Read and replace the word Epilepsy where you read Autism, and see if it doesn't make some sense. Quote :
The definition of autism and related disorders, referred to collectively as autism spectrum disorder, is one of deep and continuing importance. It affects the public's perception, our own perceptions, insurance, funding levels, research efforts, diagnosis, and the care and treatment of our children. Definitions have always been the means by which we construct and analyze reality. As J. L. Austin points out, "Language is equivalent to action."
There are any number of definitions dealing with autism and autism spectrum disorder. Some like the DSM-IV run to several pages, with a menu list of options. Others are more concise. All share a common element. They all define autism as a disorder.
The accepted definition of autism as a disorder can be traced to its origins, now discredited, as a psychiatric condition. A number of nearly invisible, domino-like side effects further compound the problem once disorder is accepted.
A common practice in the field of psychiatry is a pair-wise noun/adjective labeling of condition and patient, such as schizophrenia/schizophrenic, psychosis/psychotic, and autism/autistic. Of course implicit in this noun/adjective pairing is a life-long condition. Explicit is the understanding that the child is the disorder.

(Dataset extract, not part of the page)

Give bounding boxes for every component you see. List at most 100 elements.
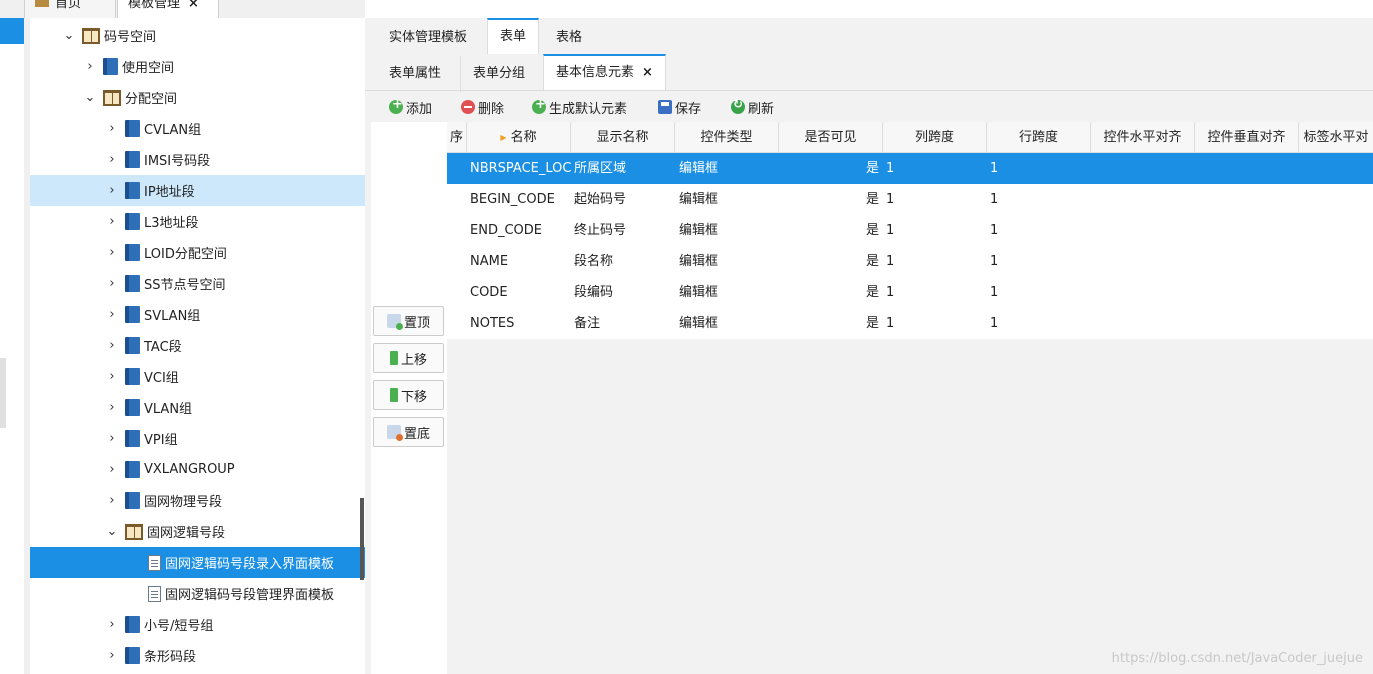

Autism defined as a disorder coupled with the implicit life-long adjective autistic speaks to its fictive roots revealing more about the meaning-makers than the illness. Acceptance frames our expectations. It is self-limiting. Autism has been forced into this Procrustean position as a consequence of antiquated, inherited language rather than of sound science.
Life-long disorders are recognized, accepted, coped with, and managed. Diseases are detected, prevented, treated, and cured. Diseases are fought, disorders are tolerated.

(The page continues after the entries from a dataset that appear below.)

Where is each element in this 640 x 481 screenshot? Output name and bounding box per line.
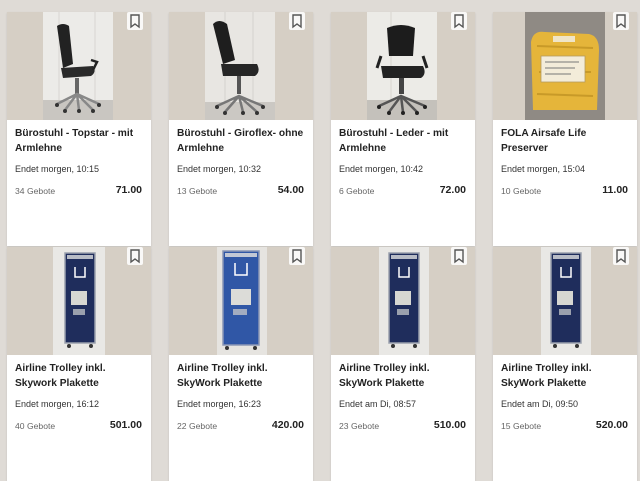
bookmark-icon[interactable] [127, 247, 143, 265]
listing-title[interactable]: Bürostuhl - Leder - mit Armlehne [339, 126, 469, 156]
listing-card[interactable]: Airline Trolley inkl. SkyWork Plakette E… [331, 247, 475, 481]
listing-bid-count: 6 Gebote [339, 186, 375, 196]
listing-bid-count: 34 Gebote [15, 186, 56, 196]
bookmark-icon[interactable] [451, 12, 467, 30]
listing-end-time: Endet morgen, 10:42 [339, 164, 424, 174]
listing-card[interactable]: Airline Trolley inkl. SkyWork Plakette E… [493, 247, 637, 481]
airline-trolley-image[interactable] [7, 247, 151, 355]
listing-card[interactable]: Bürostuhl - Giroflex- ohne Armlehne Ende… [169, 12, 313, 246]
listing-price: 510.00 [433, 419, 466, 431]
airline-trolley-image[interactable] [331, 247, 475, 355]
listing-end-time: Endet am Di, 08:57 [339, 399, 417, 409]
listing-price: 11.00 [602, 184, 628, 196]
listing-card[interactable]: FOLA Airsafe Life Preserver Endet morgen… [493, 12, 637, 246]
listing-end-time: Endet morgen, 10:15 [15, 164, 100, 174]
bookmark-icon[interactable] [289, 247, 305, 265]
bookmark-icon[interactable] [127, 12, 143, 30]
listing-bid-count: 23 Gebote [339, 421, 380, 431]
office-chair-image[interactable] [331, 12, 475, 120]
listing-card[interactable]: Airline Trolley inkl. Skywork Plakette E… [7, 247, 151, 481]
listing-title[interactable]: Bürostuhl - Giroflex- ohne Armlehne [177, 126, 307, 156]
listing-price: 501.00 [109, 419, 142, 431]
listing-title[interactable]: Bürostuhl - Topstar - mit Armlehne [15, 126, 145, 156]
listing-end-time: Endet morgen, 16:12 [15, 399, 100, 409]
listing-price: 72.00 [439, 184, 466, 196]
bookmark-icon[interactable] [451, 247, 467, 265]
listing-title[interactable]: FOLA Airsafe Life Preserver [501, 126, 631, 156]
listing-price: 54.00 [277, 184, 304, 196]
office-chair-image[interactable] [169, 12, 313, 120]
listing-price: 71.00 [115, 184, 142, 196]
bookmark-icon[interactable] [289, 12, 305, 30]
life-preserver-package-image[interactable] [493, 12, 637, 120]
listing-end-time: Endet morgen, 10:32 [177, 164, 262, 174]
listing-bid-count: 13 Gebote [177, 186, 218, 196]
listing-title[interactable]: Airline Trolley inkl. SkyWork Plakette [501, 361, 631, 391]
airline-trolley-image[interactable] [169, 247, 313, 355]
listing-bid-count: 15 Gebote [501, 421, 542, 431]
listing-end-time: Endet morgen, 15:04 [501, 164, 586, 174]
listing-bid-count: 22 Gebote [177, 421, 218, 431]
listing-end-time: Endet morgen, 16:23 [177, 399, 262, 409]
bookmark-icon[interactable] [613, 12, 629, 30]
listing-card[interactable]: Airline Trolley inkl. SkyWork Plakette E… [169, 247, 313, 481]
listing-card[interactable]: Bürostuhl - Topstar - mit Armlehne Endet… [7, 12, 151, 246]
listing-end-time: Endet am Di, 09:50 [501, 399, 579, 409]
office-chair-image[interactable] [7, 12, 151, 120]
airline-trolley-image[interactable] [493, 247, 637, 355]
listing-bid-count: 10 Gebote [501, 186, 542, 196]
listing-price: 420.00 [271, 419, 304, 431]
listing-price: 520.00 [595, 419, 628, 431]
listing-title[interactable]: Airline Trolley inkl. SkyWork Plakette [177, 361, 307, 391]
listing-card[interactable]: Bürostuhl - Leder - mit Armlehne Endet m… [331, 12, 475, 246]
listing-title[interactable]: Airline Trolley inkl. Skywork Plakette [15, 361, 145, 391]
listing-bid-count: 40 Gebote [15, 421, 56, 431]
listing-title[interactable]: Airline Trolley inkl. SkyWork Plakette [339, 361, 469, 391]
bookmark-icon[interactable] [613, 247, 629, 265]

A disorder means out of order. A noise word – gobbledygook, jargon, coloring our thinking and downplaying the problem. One of our goals as parents is to educate as well as enlist the aid of the public. Communication is understood by what we encounter based on shared contexts and experiences. Who has ever experienced a disorder? The public's perception of autism is framed for failure. The public is mystified by autism because disorder perpetuates the mystery.
Autism is a disease, where a disease is "a pathological condition of a part, organ, or system of an organism resulting from various causes, such as infection, genetic defect, or environmental stress, and characterized by an identifiable group of signs or symptoms."